Osteoclasts express the b2 isoform of the vacuolar h+-atpase
intracellularly and on their plasma membranes.
Lee, Beth S., L. Shannon Holliday, Bisola Ojikutu, Irina Krits, and
Stephen L. Gluck.
Departments of Medicine and Cell Biology and Physiology, and the
George M. O'Brien Center for Kidney and Urologic Diseases, Washington
University School of Medicine, St. Louis, Missouri 63110
APStracts 2:0384C, 1995.
Osteoclasts express high levels of vacuolar H+-ATPase (V-ATPase) in
their ruffled membrane, driving the secretion of protons required for
normal bone resorption. Previous reports have suggested that the B
subunit of the osteoclast V-ATPase differs from those expressed in
kidney and other tissues. In this study, B subunit isoform-specific
antibodies and cDNA probes were used to examine which B subunit
isoform is expressed in osteoclasts and osteoclast-like cells.

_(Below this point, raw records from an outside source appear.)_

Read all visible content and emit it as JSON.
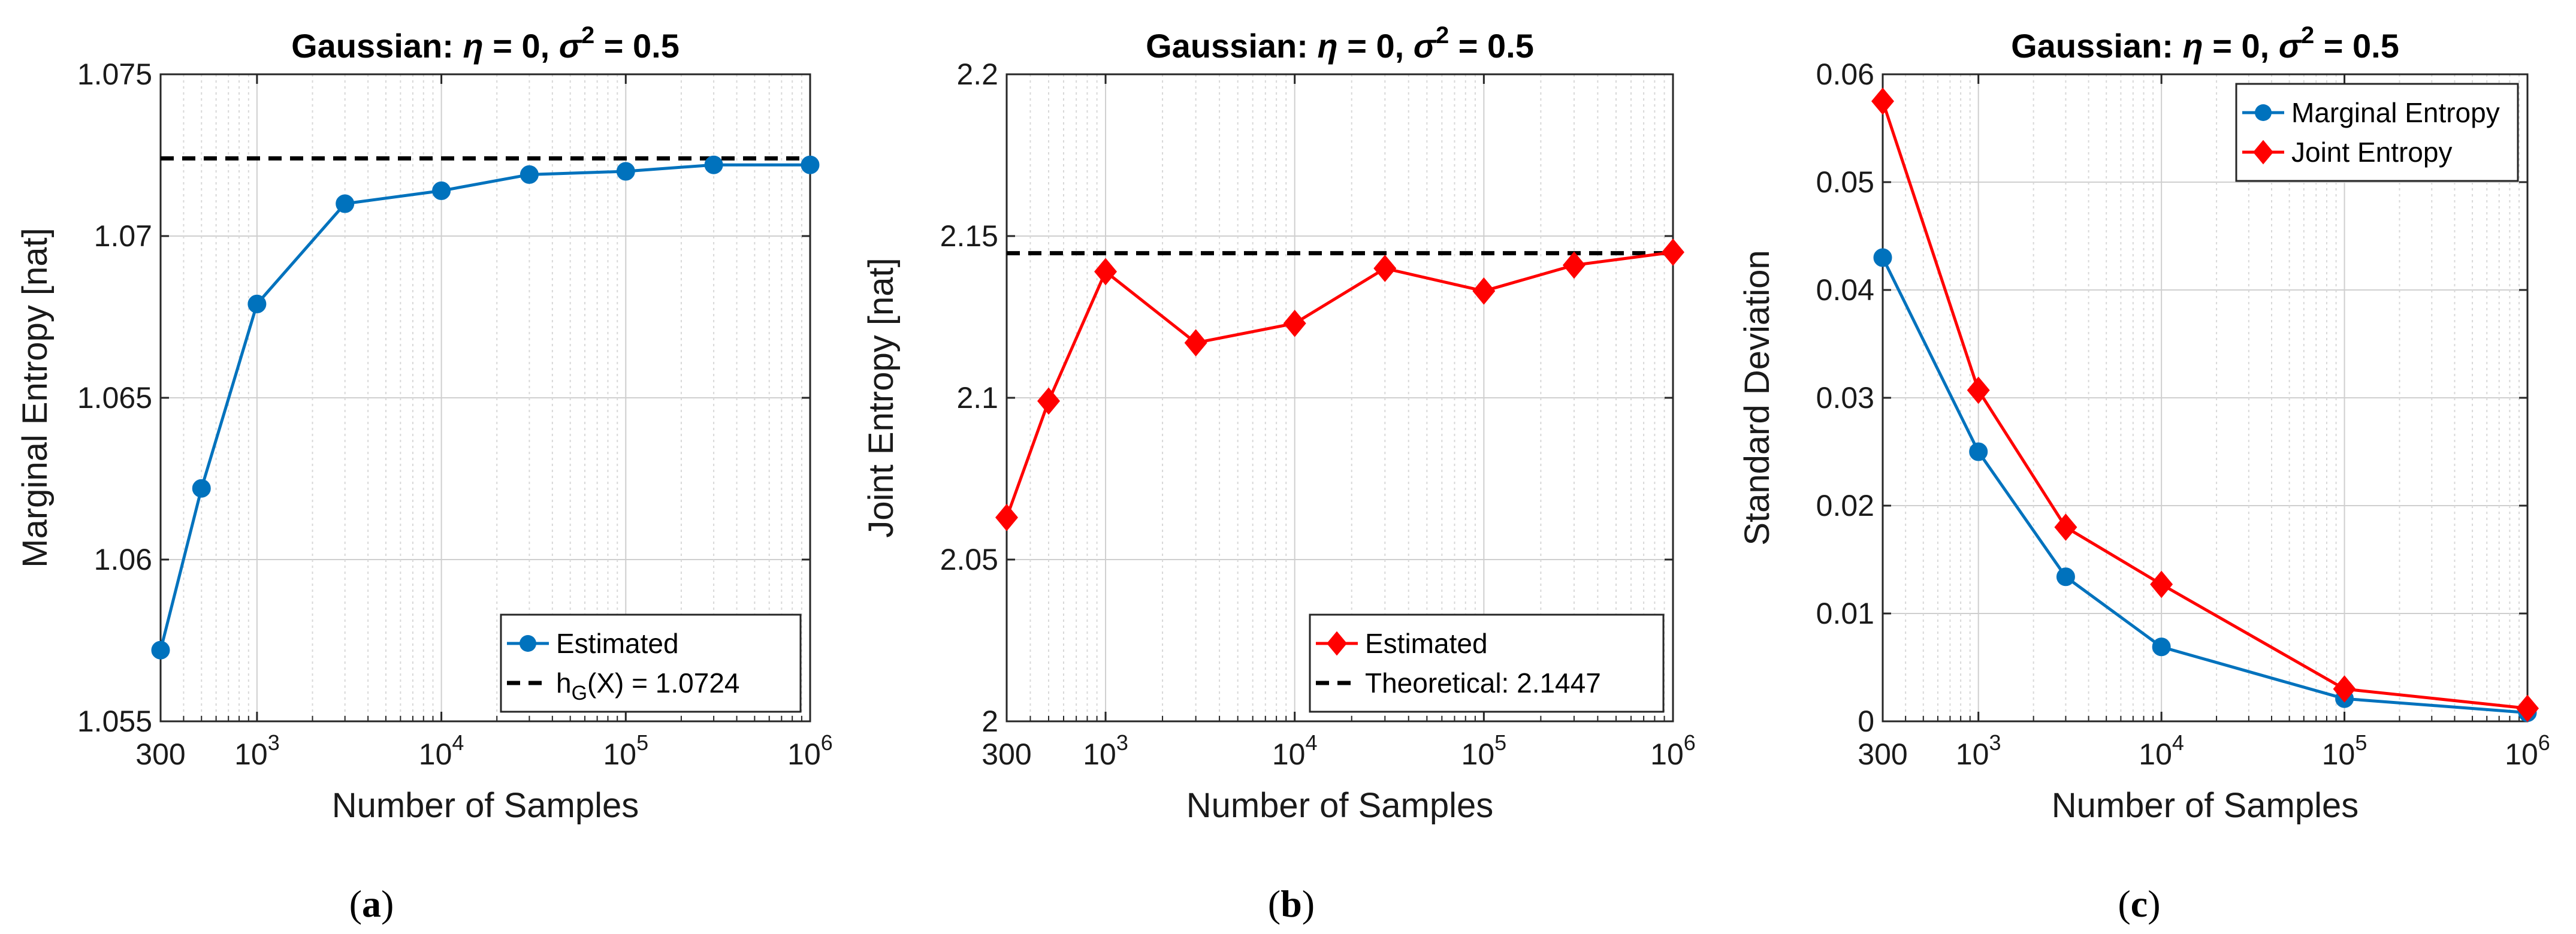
{
  "chart_data": [
    {
      "id": "a",
      "type": "line",
      "title_prefix": "Gaussian: ",
      "title_eta": "η",
      "title_mid": " = 0, ",
      "title_sigma": "σ",
      "title_sup": "2",
      "title_suffix": " = 0.5",
      "xlabel": "Number of Samples",
      "ylabel": "Marginal Entropy [nat]",
      "xscale": "log",
      "xlim": [
        300,
        1000000
      ],
      "ylim": [
        1.055,
        1.075
      ],
      "yticks": [
        1.055,
        1.06,
        1.065,
        1.07,
        1.075
      ],
      "ytick_labels": [
        "1.055",
        "1.06",
        "1.065",
        "1.07",
        "1.075"
      ],
      "xticks": [
        {
          "value": 300,
          "base": "300",
          "exp": ""
        },
        {
          "value": 1000,
          "base": "10",
          "exp": "3"
        },
        {
          "value": 10000,
          "base": "10",
          "exp": "4"
        },
        {
          "value": 100000,
          "base": "10",
          "exp": "5"
        },
        {
          "value": 1000000,
          "base": "10",
          "exp": "6"
        }
      ],
      "series": [
        {
          "name": "Estimated",
          "color": "#0072BD",
          "marker": "circle",
          "x": [
            300,
            500,
            1000,
            3000,
            10000,
            30000,
            100000,
            300000,
            1000000
          ],
          "values": [
            1.0572,
            1.0622,
            1.0679,
            1.071,
            1.0714,
            1.0719,
            1.072,
            1.0722,
            1.0722
          ]
        }
      ],
      "reference_line": {
        "value": 1.0724,
        "style": "dashed",
        "color": "#000000"
      },
      "legend": {
        "position": "bottom-right",
        "entries": [
          {
            "label_main": "Estimated",
            "label_sub": "",
            "label_rest": "",
            "kind": "series"
          },
          {
            "label_main": "h",
            "label_sub": "G",
            "label_rest": "(X) = 1.0724",
            "kind": "reference"
          }
        ]
      },
      "caption_open": "(",
      "caption_letter": "a",
      "caption_close": ")"
    },
    {
      "id": "b",
      "type": "line",
      "title_prefix": "Gaussian: ",
      "title_eta": "η",
      "title_mid": " = 0, ",
      "title_sigma": "σ",
      "title_sup": "2",
      "title_suffix": " = 0.5",
      "xlabel": "Number of Samples",
      "ylabel": "Joint Entropy [nat]",
      "xscale": "log",
      "xlim": [
        300,
        1000000
      ],
      "ylim": [
        2.0,
        2.2
      ],
      "yticks": [
        2.0,
        2.05,
        2.1,
        2.15,
        2.2
      ],
      "ytick_labels": [
        "2",
        "2.05",
        "2.1",
        "2.15",
        "2.2"
      ],
      "xticks": [
        {
          "value": 300,
          "base": "300",
          "exp": ""
        },
        {
          "value": 1000,
          "base": "10",
          "exp": "3"
        },
        {
          "value": 10000,
          "base": "10",
          "exp": "4"
        },
        {
          "value": 100000,
          "base": "10",
          "exp": "5"
        },
        {
          "value": 1000000,
          "base": "10",
          "exp": "6"
        }
      ],
      "series": [
        {
          "name": "Estimated",
          "color": "#FF0000",
          "marker": "diamond",
          "x": [
            300,
            500,
            1000,
            3000,
            10000,
            30000,
            100000,
            300000,
            1000000
          ],
          "values": [
            2.063,
            2.099,
            2.139,
            2.117,
            2.123,
            2.14,
            2.133,
            2.141,
            2.145
          ]
        }
      ],
      "reference_line": {
        "value": 2.1447,
        "style": "dashed",
        "color": "#000000"
      },
      "legend": {
        "position": "bottom-right",
        "entries": [
          {
            "label_main": "Estimated",
            "label_sub": "",
            "label_rest": "",
            "kind": "series"
          },
          {
            "label_main": "Theoretical: 2.1447",
            "label_sub": "",
            "label_rest": "",
            "kind": "reference"
          }
        ]
      },
      "caption_open": "(",
      "caption_letter": "b",
      "caption_close": ")"
    },
    {
      "id": "c",
      "type": "line",
      "title_prefix": "Gaussian: ",
      "title_eta": "η",
      "title_mid": " = 0, ",
      "title_sigma": "σ",
      "title_sup": "2",
      "title_suffix": " = 0.5",
      "xlabel": "Number of Samples",
      "ylabel": "Standard Deviation",
      "xscale": "log",
      "xlim": [
        300,
        1000000
      ],
      "ylim": [
        0,
        0.06
      ],
      "yticks": [
        0,
        0.01,
        0.02,
        0.03,
        0.04,
        0.05,
        0.06
      ],
      "ytick_labels": [
        "0",
        "0.01",
        "0.02",
        "0.03",
        "0.04",
        "0.05",
        "0.06"
      ],
      "xticks": [
        {
          "value": 300,
          "base": "300",
          "exp": ""
        },
        {
          "value": 1000,
          "base": "10",
          "exp": "3"
        },
        {
          "value": 10000,
          "base": "10",
          "exp": "4"
        },
        {
          "value": 100000,
          "base": "10",
          "exp": "5"
        },
        {
          "value": 1000000,
          "base": "10",
          "exp": "6"
        }
      ],
      "series": [
        {
          "name": "Marginal Entropy",
          "color": "#0072BD",
          "marker": "circle",
          "x": [
            300,
            1000,
            3000,
            10000,
            100000,
            1000000
          ],
          "values": [
            0.043,
            0.025,
            0.0134,
            0.0069,
            0.0021,
            0.0008
          ]
        },
        {
          "name": "Joint Entropy",
          "color": "#FF0000",
          "marker": "diamond",
          "x": [
            300,
            1000,
            3000,
            10000,
            100000,
            1000000
          ],
          "values": [
            0.0575,
            0.0307,
            0.018,
            0.0127,
            0.003,
            0.0012
          ]
        }
      ],
      "reference_line": null,
      "legend": {
        "position": "top-right",
        "entries": [
          {
            "label_main": "Marginal Entropy",
            "label_sub": "",
            "label_rest": "",
            "kind": "series"
          },
          {
            "label_main": "Joint Entropy",
            "label_sub": "",
            "label_rest": "",
            "kind": "series"
          }
        ]
      },
      "caption_open": "(",
      "caption_letter": "c",
      "caption_close": ")"
    }
  ]
}
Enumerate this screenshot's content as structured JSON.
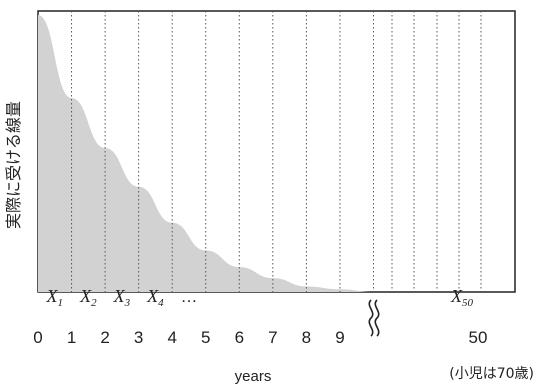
{
  "chart_data": {
    "type": "area",
    "ylabel": "実際に受ける線量",
    "xlabel": "years",
    "x_ticks": [
      "0",
      "1",
      "2",
      "3",
      "4",
      "5",
      "6",
      "7",
      "8",
      "9"
    ],
    "x_tick_far": "50",
    "note": "(小児は70歳)",
    "curve_relative_dose": [
      {
        "year": 0,
        "value": 1.0
      },
      {
        "year": 1,
        "value": 0.7
      },
      {
        "year": 2,
        "value": 0.52
      },
      {
        "year": 3,
        "value": 0.38
      },
      {
        "year": 4,
        "value": 0.25
      },
      {
        "year": 5,
        "value": 0.15
      },
      {
        "year": 6,
        "value": 0.09
      },
      {
        "year": 7,
        "value": 0.05
      },
      {
        "year": 8,
        "value": 0.02
      },
      {
        "year": 9,
        "value": 0.01
      },
      {
        "year": 10,
        "value": 0.0
      }
    ],
    "interval_labels": [
      {
        "base": "X",
        "sub": "1"
      },
      {
        "base": "X",
        "sub": "2"
      },
      {
        "base": "X",
        "sub": "3"
      },
      {
        "base": "X",
        "sub": "4"
      }
    ],
    "ellipsis": "…",
    "last_label": {
      "base": "X",
      "sub": "50"
    },
    "axis_break": true,
    "colors": {
      "fill": "#d2d2d2",
      "grid": "#555555",
      "frame": "#222222",
      "text": "#222222"
    }
  }
}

Immunoblot and RNA hybridization analysis were used to demonstrate
that cells from an osteoclast-rich mouse bone marrow culture model
express the B2, but not the B1 subunit isoform. Immuno cytochemical
staining of murine osteoclasts generated in vitro and of native rat
osteoclasts in bone sections showed that the B2, but not the B1
isoform, was expressed at high levels and was polarized to the
ruffled membrane. Human marrow cultures and monocyte-derived
macrophages, used as models for osteoclasts, also expressed the B2
but not the B1 subunit isoform. These results indicate that V-ATPases
containing the B2 subunit isoform mediate osteoclast bone resorption.
Received 8 August 1995; accepted in final form 17 October 1995.
APS Manuscript Number C489-5.
Article publication pending Am. J. Physiol. (Cell Physiology).